Mark Gröb: XR Doers Solving Real Business Problems
When we talk about VR or XR technology, and business problems, the importance of design is key. The XR doers – people who are the boots on the ground – know best because they understand the pain points, the logical process to solve that problem, and any safety or regulatory concerns. Integrating all that into design is key.
Cortney Harding: Using AI to Find Your Zone of Genius
That’s the ideal vision: all the stuff you don’t want to do you outsource to AI, and then spend all your time in your zone of genius, whatever your zone of genius is. So, for me, it’s doing my expenses, summaries and reporting. If I can have an AI do that, and then just quick check it, boom, done. Then I can spend time doing what I’m actually good at.
HARD CHOICES
Chen Stanley Qiufan: Sacrifice or Keep What's Mine?
We are still trapped in this national state framework of thinking, because we have our own interest, we have our people, different classes. Even if we build a basic understanding, that climate change is doing harm to the people, what is the plan, what is the action? It requires sacrifice on economy, recruitment, human labors, tradings. It’s all part of globalization. You have to sacrifice a piece of, “My share.” And this is where all the conflicts came from.

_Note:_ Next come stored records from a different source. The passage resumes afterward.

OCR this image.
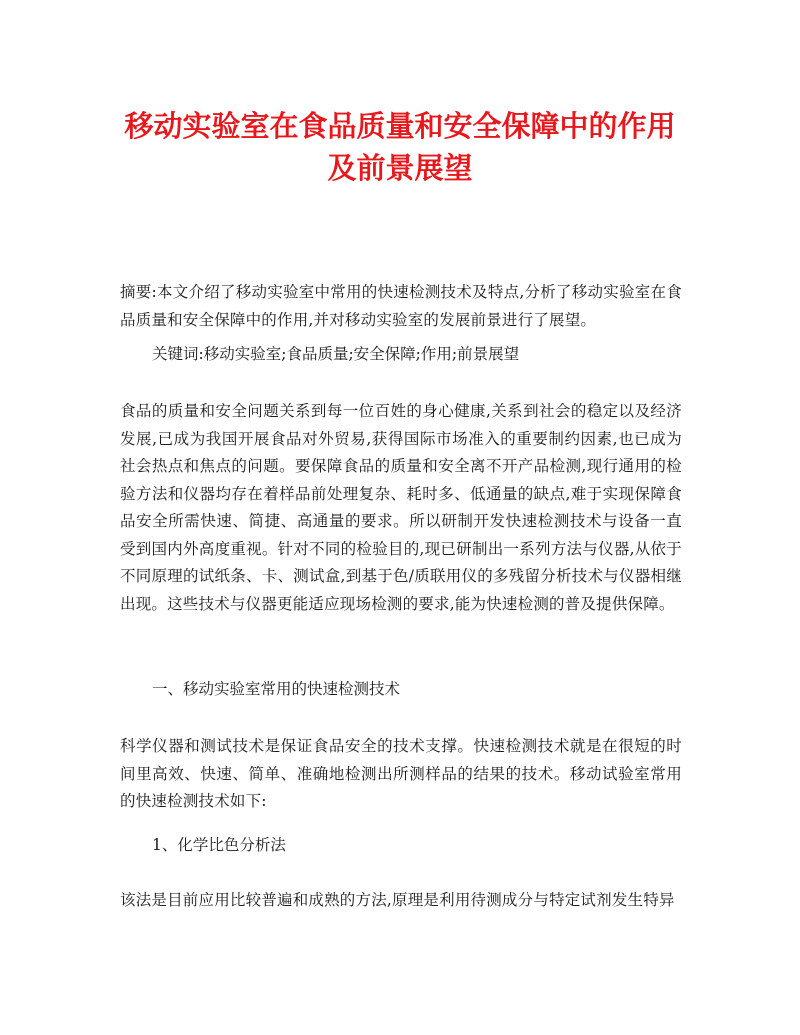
移动实验室在食品质量和安全保障中的作用
及前景展望
摘要:本文介绍了移动实验室中常用的快速检测技术及特点,分析了移动实验室在食品质量和安全保障中的作用,并对移动实验室的发展前景进行了展望。
关键词:移动实验室;食品质量;安全保障;作用;前景展望
食品的质量和安全问题关系到每一位百姓的身心健康,关系到社会的稳定以及经济发展,已成为我国开展食品对外贸易,获得国际市场准入的重要制约因素,也已成为社会热点和焦点的问题。要保障食品的质量和安全离不开产品检测,现行通用的检验方法和仪器均存在着样品前处理复杂、耗时多、低通量的缺点,难于实现保障食品安全所需快速、简捷、高通量的要求。所以研制开发快速检测技术与设备一直受到国内外高度重视。针对不同的检验目的,现已研制出一系列方法与仪器,从依于不同原理的试纸条、卡、测试盒,到基于色/质联用仪的多残留分析技术与仪器相继出现。这些技术与仪器更能适应现场检测的要求,能为快速检测的普及提供保障。
一、移动实验室常用的快速检测技术
科学仪器和测试技术是保证食品安全的技术支撑。快速检测技术就是在很短的时间里高效、快速、简单、准确地检测出所测样品的结果的技术。移动试验室常用的快速检测技术如下:
1、化学比色分析法
该法是目前应用比较普遍和成熟的方法,原理是利用待测成分与特定试剂发生特异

Robin Vincent-Smith: Who Made the Mess?
I think young people have always, since the inception of time, brought change to the world and the way we think. Perhaps it’s more observable these days because of social media...But it’s our responsibility. We’re the ones that made the mess. I would love for our generation to take more responsibility, allowing the young generation to have a childhood free of worry and strife.
Debbie Urbanski: Prioritize Individual Freedom or the Planet?
There has to be some kind of uber something forcing everything to prioritize the climate. So, that would require giving up a lot of individual freedom, and choice. It’s a tough call. It counts on what we find most important. Is it individual freedom or is it preserving the planet?
This is a fantastic collection of quotations and insights. Great for anyone interested in futures thinking, collective imagination, regenerative grief (if I can put it like that), and regeneration. I feel inspired to go and check out the podcasts now.